Why does SQL Server use a better execution plan when I inline the variable?

Rainbolt 05/15/2018. 3 answers, 1.867 views
sql-server execution-plan

I have a SQL query that I am trying to optimize:

DECLARE @Id UNIQUEIDENTIFIER = 'cec094e5-b312-4b13-997a-c91a8c662962'

SELECT 
  Id,
  MIN(SomeTimestamp),
  MAX(SomeInt)
FROM dbo.MyTable
WHERE Id = @Id
  AND SomeBit = 1
GROUP BY Id

MyTable has two indexes:

CREATE NONCLUSTERED INDEX IX_MyTable_SomeTimestamp_Includes
ON dbo.MyTable (SomeTimestamp ASC)
INCLUDE(Id, SomeInt)

CREATE NONCLUSTERED INDEX IX_MyTable_Id_SomeBit_Includes
ON dbo.MyTable (Id, SomeBit)
INCLUDE (TotallyUnrelatedTimestamp)

When I execute the query exactly as written above, SQL Server scans the first index, resulting in 189,703 logical reads and a 2-3 second duration.

When I inline the @Id variable and execute the query again, SQL Server seeks the second index, resulting in only 104 logical reads and a 0.001 second duration (basically instant).

I need the variable, but I want SQL to use the good plan. As a temporary solution I put an index hint on the query, and the query is basically instant. However, I try to stay away from index hints when possible. I usually assume that if the query optimizer is unable to do its job, then there is something I can do (or stop doing) to help it without explicitly telling it what to do.

So, why does SQL Server come up with a better plan when I inline the variable?

3 Answers


sp_BlitzErik 05/16/2018 at 06:21.

In SQL Server, there are three common types of non-join predicates:

Literals:

SELECT COUNT(*) AS records
FROM   dbo.Users AS u
WHERE  u.Reputation = 1;

Parameters:

CREATE PROCEDURE dbo.SomeProc(@Reputation INT)
AS
BEGIN
    SELECT COUNT(*) AS records
    FROM   dbo.Users AS u
    WHERE  u.Reputation = @Reputation;
END;

Local variables:

DECLARE @Reputation INT = 1

SELECT COUNT(*) AS records
FROM   dbo.Users AS u
WHERE  u.Reputation = @Reputation;

When you use a literal value, and your plan isn't a) Trivial and b) Simple Parameterized or c) you don't have Forced Parameterization turned on, the optimizer creates a very special plan just for that value.

When you use a parameter, the optimizer will create a plan for that parameter (this is called parameter sniffing), and then reuse that plan, absent recompile hints, plan cache eviction, etc.

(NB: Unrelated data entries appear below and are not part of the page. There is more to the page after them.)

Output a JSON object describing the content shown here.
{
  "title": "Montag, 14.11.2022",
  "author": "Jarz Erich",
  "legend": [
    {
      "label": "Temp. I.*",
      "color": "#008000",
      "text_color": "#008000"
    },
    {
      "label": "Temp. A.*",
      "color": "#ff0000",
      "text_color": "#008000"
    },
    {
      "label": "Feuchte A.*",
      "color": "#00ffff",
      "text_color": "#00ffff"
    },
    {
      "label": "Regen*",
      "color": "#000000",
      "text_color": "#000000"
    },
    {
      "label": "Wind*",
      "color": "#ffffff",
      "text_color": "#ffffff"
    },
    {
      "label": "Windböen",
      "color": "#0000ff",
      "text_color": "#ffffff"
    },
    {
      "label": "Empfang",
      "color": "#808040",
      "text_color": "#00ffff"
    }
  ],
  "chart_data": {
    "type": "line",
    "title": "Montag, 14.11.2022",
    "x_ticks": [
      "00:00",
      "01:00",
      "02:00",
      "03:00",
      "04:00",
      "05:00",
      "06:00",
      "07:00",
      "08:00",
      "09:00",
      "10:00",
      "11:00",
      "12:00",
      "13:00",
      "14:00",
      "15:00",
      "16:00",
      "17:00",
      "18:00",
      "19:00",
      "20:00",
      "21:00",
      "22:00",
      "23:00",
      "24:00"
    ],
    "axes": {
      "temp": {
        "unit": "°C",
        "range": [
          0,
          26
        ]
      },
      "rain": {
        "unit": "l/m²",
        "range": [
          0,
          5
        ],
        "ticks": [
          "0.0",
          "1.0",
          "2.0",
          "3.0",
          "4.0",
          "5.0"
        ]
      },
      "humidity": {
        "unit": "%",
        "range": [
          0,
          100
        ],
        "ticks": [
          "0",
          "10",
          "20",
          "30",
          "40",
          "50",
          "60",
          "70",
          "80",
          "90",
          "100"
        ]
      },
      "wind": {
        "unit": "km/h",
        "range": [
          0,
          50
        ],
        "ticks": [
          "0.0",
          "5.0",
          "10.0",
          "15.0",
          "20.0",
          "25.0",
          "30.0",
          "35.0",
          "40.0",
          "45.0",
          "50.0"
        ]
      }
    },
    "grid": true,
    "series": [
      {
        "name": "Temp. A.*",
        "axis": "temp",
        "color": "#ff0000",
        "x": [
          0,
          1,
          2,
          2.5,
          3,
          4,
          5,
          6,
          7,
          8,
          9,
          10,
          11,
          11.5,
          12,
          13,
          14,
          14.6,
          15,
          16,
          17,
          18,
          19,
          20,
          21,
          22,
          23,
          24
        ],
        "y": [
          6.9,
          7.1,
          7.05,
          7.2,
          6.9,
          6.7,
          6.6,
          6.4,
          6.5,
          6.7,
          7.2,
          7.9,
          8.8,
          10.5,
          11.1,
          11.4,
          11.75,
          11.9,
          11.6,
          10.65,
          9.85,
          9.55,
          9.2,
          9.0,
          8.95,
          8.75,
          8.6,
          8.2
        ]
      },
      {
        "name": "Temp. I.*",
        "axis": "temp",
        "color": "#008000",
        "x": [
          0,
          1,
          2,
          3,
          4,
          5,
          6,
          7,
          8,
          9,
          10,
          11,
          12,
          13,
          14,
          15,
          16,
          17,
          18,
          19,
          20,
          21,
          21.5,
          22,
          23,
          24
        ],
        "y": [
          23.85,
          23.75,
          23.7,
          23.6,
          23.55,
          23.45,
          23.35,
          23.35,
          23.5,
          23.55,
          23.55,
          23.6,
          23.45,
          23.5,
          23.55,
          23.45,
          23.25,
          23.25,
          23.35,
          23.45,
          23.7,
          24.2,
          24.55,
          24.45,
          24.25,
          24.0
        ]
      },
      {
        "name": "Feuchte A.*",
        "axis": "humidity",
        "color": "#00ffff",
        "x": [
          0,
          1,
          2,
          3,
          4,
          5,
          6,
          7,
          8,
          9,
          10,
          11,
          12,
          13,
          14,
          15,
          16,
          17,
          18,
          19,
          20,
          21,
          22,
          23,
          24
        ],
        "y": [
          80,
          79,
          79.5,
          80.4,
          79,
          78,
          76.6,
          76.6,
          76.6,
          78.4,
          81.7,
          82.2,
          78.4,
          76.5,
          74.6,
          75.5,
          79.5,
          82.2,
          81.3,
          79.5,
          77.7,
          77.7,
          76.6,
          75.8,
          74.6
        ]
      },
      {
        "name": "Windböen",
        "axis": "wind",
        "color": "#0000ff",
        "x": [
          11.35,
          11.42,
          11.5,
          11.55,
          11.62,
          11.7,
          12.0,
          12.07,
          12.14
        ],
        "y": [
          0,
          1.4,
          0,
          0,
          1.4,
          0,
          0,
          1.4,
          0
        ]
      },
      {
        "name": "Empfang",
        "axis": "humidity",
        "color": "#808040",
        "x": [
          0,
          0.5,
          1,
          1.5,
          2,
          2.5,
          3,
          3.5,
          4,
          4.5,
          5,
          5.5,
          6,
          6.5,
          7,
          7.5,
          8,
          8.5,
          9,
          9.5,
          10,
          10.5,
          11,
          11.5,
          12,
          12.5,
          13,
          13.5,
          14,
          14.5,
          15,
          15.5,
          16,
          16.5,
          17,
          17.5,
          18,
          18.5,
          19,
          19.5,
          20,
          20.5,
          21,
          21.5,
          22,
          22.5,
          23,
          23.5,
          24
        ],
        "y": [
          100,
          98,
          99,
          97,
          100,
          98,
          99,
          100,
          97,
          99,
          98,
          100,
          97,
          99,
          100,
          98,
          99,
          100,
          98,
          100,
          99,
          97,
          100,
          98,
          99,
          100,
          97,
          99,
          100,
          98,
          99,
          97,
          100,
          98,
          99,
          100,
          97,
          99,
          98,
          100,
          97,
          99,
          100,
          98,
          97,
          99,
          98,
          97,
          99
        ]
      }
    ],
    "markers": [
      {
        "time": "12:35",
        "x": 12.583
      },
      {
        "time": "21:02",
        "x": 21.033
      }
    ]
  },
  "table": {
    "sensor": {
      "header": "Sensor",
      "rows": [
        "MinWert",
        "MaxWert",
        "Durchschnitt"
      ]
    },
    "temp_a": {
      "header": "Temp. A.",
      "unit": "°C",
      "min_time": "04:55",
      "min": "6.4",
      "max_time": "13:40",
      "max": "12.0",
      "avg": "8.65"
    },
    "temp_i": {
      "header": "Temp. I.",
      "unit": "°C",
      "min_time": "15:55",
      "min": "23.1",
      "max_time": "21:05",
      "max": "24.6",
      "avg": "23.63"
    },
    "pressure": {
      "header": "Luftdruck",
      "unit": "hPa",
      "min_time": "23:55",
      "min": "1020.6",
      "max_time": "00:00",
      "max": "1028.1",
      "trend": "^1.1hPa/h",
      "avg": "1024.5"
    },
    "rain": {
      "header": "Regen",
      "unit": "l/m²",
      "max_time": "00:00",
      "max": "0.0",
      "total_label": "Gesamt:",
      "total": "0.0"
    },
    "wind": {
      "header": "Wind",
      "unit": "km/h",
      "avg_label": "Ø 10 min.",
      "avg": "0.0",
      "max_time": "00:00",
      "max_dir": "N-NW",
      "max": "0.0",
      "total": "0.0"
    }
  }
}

When you use a local variable, the optimizer makes a plan for... Something.

If you were to run this query:

DECLARE @Reputation INT = 1

SELECT COUNT(*) AS records
FROM   dbo.Users AS u
WHERE  u.Reputation = @Reputation;

The plan would look like this:

NUTS

And the estimated number of rows for that local variable would look like this:

NUTS

Even though the query returns a count of 4,744,427.

Local variables, being unknown, don't use the 'good' part of the histogram for cardinality estimation. They use a guess based on the density vector.

NUTS

SELECT 5.280389E-05 * 7250739 AS [poo]

That'll give you 382.86722457471, which is the guess the optimizer makes.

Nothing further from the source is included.